On Tue, 24 May 2005, Clive D. W. Feather wrote:
In article , Tom Anderson
writes
The discussion says that something called a '4-track relay terminal
with a 2-track relay' used to exist at Park Row on the New York subway.
No idea what that is, but the poster seemed to be impressed.
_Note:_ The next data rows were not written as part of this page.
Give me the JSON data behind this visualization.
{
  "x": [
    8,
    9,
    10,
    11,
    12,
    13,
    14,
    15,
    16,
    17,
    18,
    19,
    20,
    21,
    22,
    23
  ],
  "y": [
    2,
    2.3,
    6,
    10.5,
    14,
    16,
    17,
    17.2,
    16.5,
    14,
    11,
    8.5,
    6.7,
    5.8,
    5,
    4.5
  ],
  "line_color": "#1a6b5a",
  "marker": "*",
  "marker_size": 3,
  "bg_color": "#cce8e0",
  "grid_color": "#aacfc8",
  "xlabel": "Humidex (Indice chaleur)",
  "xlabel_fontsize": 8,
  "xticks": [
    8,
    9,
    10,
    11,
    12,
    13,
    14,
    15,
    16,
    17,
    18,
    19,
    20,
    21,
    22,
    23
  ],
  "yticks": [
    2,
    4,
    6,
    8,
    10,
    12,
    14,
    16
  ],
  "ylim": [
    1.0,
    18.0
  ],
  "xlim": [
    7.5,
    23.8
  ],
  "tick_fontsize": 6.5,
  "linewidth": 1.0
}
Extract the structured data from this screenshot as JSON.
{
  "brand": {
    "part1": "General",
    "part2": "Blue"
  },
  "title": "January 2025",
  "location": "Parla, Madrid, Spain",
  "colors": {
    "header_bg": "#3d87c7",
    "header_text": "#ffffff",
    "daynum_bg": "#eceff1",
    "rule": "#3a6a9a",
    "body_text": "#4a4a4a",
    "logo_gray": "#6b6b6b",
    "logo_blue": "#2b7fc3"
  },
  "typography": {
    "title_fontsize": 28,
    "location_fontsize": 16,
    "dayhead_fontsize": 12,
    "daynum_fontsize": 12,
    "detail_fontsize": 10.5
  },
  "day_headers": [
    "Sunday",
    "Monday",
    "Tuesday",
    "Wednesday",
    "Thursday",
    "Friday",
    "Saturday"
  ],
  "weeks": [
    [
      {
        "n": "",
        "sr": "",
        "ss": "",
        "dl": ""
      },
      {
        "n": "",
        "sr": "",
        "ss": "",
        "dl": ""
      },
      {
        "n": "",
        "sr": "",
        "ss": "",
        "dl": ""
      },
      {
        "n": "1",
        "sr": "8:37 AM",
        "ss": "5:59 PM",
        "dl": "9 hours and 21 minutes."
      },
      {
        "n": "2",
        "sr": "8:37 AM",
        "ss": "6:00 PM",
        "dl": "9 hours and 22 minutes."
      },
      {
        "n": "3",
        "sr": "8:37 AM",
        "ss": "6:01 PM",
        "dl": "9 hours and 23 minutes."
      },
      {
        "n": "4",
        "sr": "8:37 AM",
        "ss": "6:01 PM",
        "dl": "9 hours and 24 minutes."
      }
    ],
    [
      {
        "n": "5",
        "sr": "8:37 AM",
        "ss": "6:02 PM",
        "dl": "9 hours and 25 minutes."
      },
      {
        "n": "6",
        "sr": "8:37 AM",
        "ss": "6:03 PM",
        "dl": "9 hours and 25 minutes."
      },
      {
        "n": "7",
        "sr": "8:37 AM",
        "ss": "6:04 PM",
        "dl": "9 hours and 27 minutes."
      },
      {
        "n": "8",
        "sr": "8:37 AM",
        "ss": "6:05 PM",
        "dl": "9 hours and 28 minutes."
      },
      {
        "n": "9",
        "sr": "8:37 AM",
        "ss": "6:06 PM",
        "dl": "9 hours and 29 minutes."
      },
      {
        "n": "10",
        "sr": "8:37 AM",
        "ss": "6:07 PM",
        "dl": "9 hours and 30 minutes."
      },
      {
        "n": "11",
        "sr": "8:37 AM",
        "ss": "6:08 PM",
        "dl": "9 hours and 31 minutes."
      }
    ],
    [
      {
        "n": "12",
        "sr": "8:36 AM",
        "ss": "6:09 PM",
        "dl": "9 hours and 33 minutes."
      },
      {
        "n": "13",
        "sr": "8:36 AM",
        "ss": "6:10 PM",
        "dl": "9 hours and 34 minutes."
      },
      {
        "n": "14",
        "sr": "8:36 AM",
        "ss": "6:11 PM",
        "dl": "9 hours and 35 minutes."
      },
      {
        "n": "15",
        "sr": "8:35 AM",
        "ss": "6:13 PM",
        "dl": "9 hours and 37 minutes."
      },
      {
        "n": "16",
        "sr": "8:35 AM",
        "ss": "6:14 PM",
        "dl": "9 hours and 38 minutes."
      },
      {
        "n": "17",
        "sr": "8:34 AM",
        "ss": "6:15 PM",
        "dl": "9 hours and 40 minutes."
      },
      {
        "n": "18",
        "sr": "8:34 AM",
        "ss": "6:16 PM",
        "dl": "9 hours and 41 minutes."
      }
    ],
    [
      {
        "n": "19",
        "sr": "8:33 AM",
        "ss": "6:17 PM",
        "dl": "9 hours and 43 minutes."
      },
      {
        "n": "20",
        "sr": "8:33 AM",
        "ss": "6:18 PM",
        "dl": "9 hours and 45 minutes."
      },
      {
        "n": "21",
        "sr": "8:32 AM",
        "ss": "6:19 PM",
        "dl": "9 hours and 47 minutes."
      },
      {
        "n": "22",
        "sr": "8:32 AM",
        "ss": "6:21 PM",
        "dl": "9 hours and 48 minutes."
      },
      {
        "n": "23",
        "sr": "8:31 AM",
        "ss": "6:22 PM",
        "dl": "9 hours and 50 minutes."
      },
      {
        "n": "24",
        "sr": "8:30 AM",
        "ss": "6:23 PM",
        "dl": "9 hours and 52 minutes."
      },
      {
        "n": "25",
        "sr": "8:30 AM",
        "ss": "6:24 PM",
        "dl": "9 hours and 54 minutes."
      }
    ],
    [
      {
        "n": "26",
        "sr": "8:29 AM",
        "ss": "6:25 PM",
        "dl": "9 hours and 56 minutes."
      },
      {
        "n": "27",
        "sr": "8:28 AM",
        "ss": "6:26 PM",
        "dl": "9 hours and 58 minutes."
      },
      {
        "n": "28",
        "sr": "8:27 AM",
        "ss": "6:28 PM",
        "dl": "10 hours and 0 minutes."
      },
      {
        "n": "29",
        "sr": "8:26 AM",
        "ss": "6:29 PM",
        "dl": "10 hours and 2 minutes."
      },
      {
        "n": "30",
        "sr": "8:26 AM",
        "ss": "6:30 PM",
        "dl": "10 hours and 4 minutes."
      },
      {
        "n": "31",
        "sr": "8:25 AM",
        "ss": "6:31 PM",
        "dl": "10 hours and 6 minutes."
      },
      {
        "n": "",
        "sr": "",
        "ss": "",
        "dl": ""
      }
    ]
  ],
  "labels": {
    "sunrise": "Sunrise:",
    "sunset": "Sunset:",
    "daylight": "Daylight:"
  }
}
I asked a knowledgeable friend.
Firstly, it wasn't on the Subway but on the erstwhile Brooklyn Bridge
Railway, at the Manhattan end. Turning it into UK terms, the layout would be:
####D####
/--------------\
|------* ####A#### \
\-----------\ /--*----
X
/-----------/ \--*----
|------* ####D#### /
\--------------/
####A####
The platforms marked D were for departing passengers and A for arriving
ones.
Wow. I can't even begin to figure out what the capacity of that would be!
Do trains drive on the left in the US, then?
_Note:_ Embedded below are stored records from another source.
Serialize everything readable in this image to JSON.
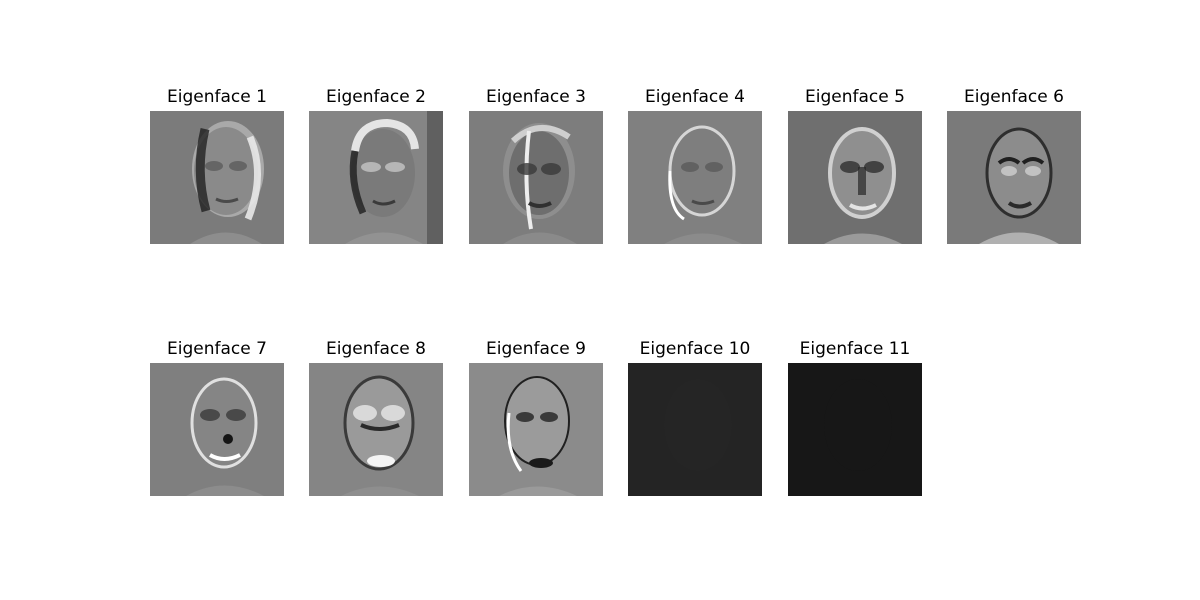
{
  "panels": [
    {
      "title": "Eigenface 1",
      "background": "#7b7b7b",
      "face_color": "#8a8a8a"
    },
    {
      "title": "Eigenface 2",
      "background": "#858585",
      "face_color": "#7a7a7a"
    },
    {
      "title": "Eigenface 3",
      "background": "#7d7d7d",
      "face_color": "#6e6e6e"
    },
    {
      "title": "Eigenface 4",
      "background": "#808080",
      "face_color": "#7e7e7e"
    },
    {
      "title": "Eigenface 5",
      "background": "#6f6f6f",
      "face_color": "#8f8f8f"
    },
    {
      "title": "Eigenface 6",
      "background": "#7a7a7a",
      "face_color": "#8c8c8c"
    },
    {
      "title": "Eigenface 7",
      "background": "#7f7f7f",
      "face_color": "#858585"
    },
    {
      "title": "Eigenface 8",
      "background": "#858585",
      "face_color": "#9a9a9a"
    },
    {
      "title": "Eigenface 9",
      "background": "#8b8b8b",
      "face_color": "#9b9b9b"
    },
    {
      "title": "Eigenface 10",
      "background": "#242424",
      "face_color": "#262626"
    },
    {
      "title": "Eigenface 11",
      "background": "#171717",
      "face_color": "#181818"
    }
  ]
}
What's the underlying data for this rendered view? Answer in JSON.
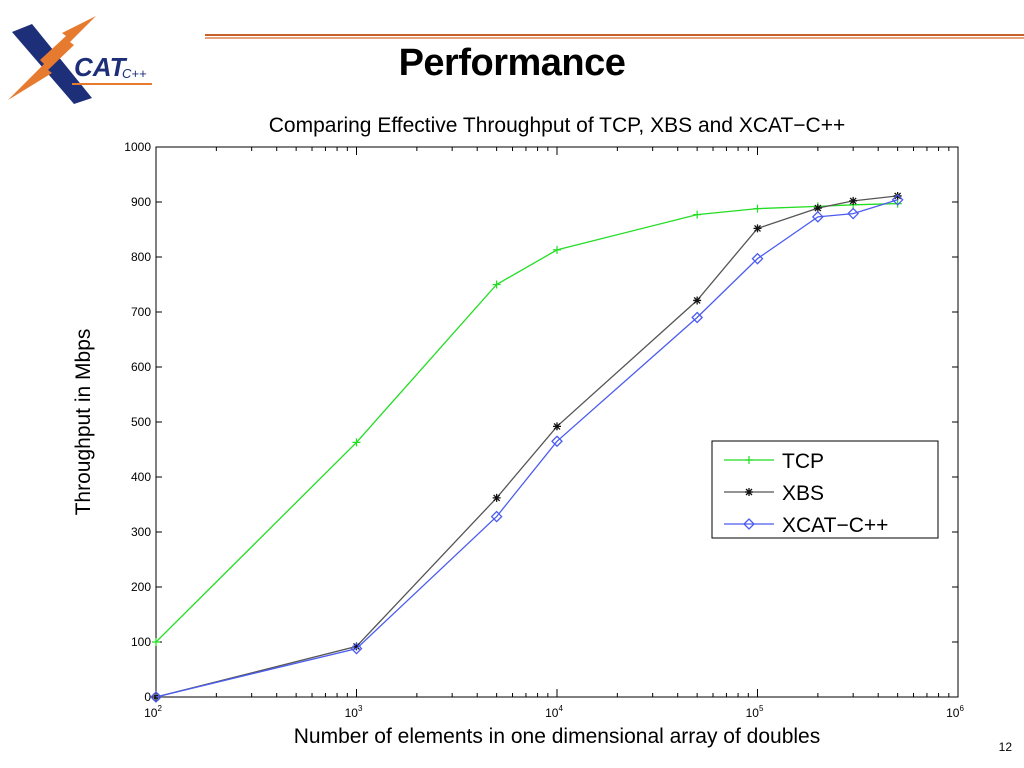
{
  "slide": {
    "title": "Performance",
    "page_number": "12",
    "logo_text": "CAT",
    "logo_suffix": "C++"
  },
  "colors": {
    "rule": "#c8602a",
    "tcp": "#22dd22",
    "xbs": "#555555",
    "xcat": "#4b5cf0",
    "logo_blue": "#1e2f7a",
    "logo_orange": "#e67a2e"
  },
  "chart_data": {
    "type": "line",
    "title": "Comparing Effective Throughput of TCP, XBS and XCAT−C++",
    "xlabel": "Number of elements in one dimensional array of doubles",
    "ylabel": "Throughput in Mbps",
    "x_scale": "log",
    "xlim": [
      100,
      1000000
    ],
    "ylim": [
      0,
      1000
    ],
    "x_ticks": [
      {
        "value": 100,
        "base": "10",
        "exp": "2"
      },
      {
        "value": 1000,
        "base": "10",
        "exp": "3"
      },
      {
        "value": 10000,
        "base": "10",
        "exp": "4"
      },
      {
        "value": 100000,
        "base": "10",
        "exp": "5"
      },
      {
        "value": 1000000,
        "base": "10",
        "exp": "6"
      }
    ],
    "y_ticks": [
      "0",
      "100",
      "200",
      "300",
      "400",
      "500",
      "600",
      "700",
      "800",
      "900",
      "1000"
    ],
    "grid": false,
    "legend_position": "lower-right",
    "series": [
      {
        "name": "TCP",
        "marker": "plus",
        "color": "#22dd22",
        "x": [
          100,
          1000,
          5000,
          10000,
          50000,
          100000,
          200000,
          300000,
          500000
        ],
        "y": [
          100,
          463,
          750,
          813,
          877,
          888,
          892,
          895,
          897
        ]
      },
      {
        "name": "XBS",
        "marker": "star",
        "color": "#555555",
        "x": [
          100,
          1000,
          5000,
          10000,
          50000,
          100000,
          200000,
          300000,
          500000
        ],
        "y": [
          0,
          92,
          362,
          492,
          721,
          852,
          889,
          902,
          911
        ]
      },
      {
        "name": "XCAT−C++",
        "marker": "diamond",
        "color": "#4b5cf0",
        "x": [
          100,
          1000,
          5000,
          10000,
          50000,
          100000,
          200000,
          300000,
          500000
        ],
        "y": [
          0,
          88,
          328,
          465,
          690,
          797,
          873,
          879,
          904
        ]
      }
    ]
  }
}
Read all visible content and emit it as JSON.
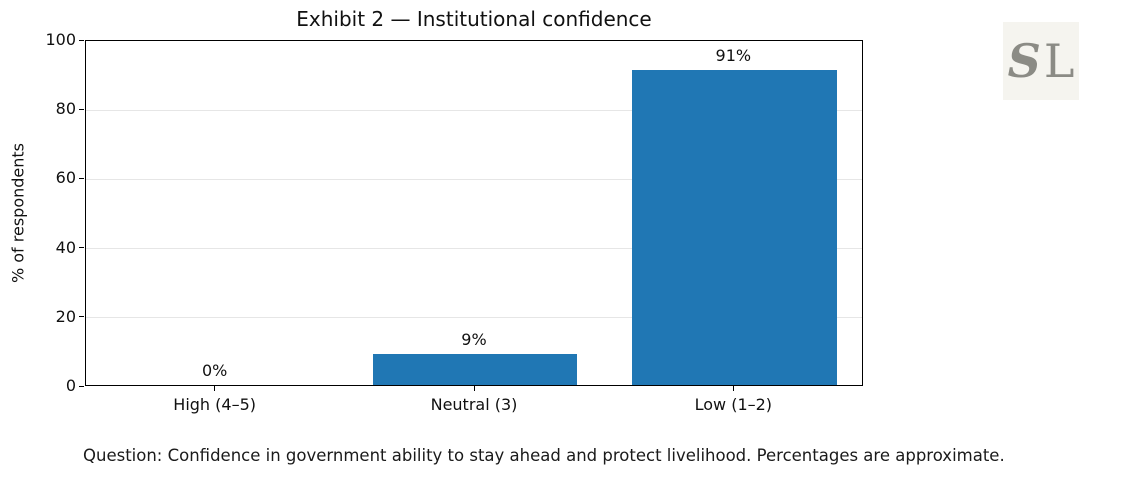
{
  "figure": {
    "title": "Exhibit 2 — Institutional confidence",
    "caption": "Question: Confidence in government ability to stay ahead and protect livelihood. Percentages are approximate."
  },
  "logo": {
    "s": "S",
    "l": "L"
  },
  "colors": {
    "bar": "#2077b4",
    "grid": "#e6e6e6",
    "axis": "#000000",
    "text": "#111111",
    "logo_background": "#f5f4ef",
    "logo_letters": "#8b8b85"
  },
  "chart_data": {
    "type": "bar",
    "title": "Exhibit 2 — Institutional confidence",
    "categories": [
      "High (4–5)",
      "Neutral (3)",
      "Low (1–2)"
    ],
    "values": [
      0,
      9,
      91
    ],
    "value_labels": [
      "0%",
      "9%",
      "91%"
    ],
    "xlabel": "",
    "ylabel": "% of respondents",
    "ylim": [
      0,
      100
    ],
    "yticks": [
      0,
      20,
      40,
      60,
      80,
      100
    ],
    "grid": "horizontal-light",
    "legend": "none",
    "bar_color": "#2077b4",
    "annotation": "Question: Confidence in government ability to stay ahead and protect livelihood. Percentages are approximate."
  }
}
The X is a simple diamond crossing without slips.
Is the entirety of railway terminology invented purely to wind me up?
I'm guessing a diamond crossing is just where two pairs of rails cross;
switching to line-per-rail mode:
\ \ / /
\ \ / /
\ \ / /
\ X /
\ / \ /
X X
/ \ / \
/ X \
/ / \ \
/ / \ \
/ / \ \
Is that right? If so, what's a slip?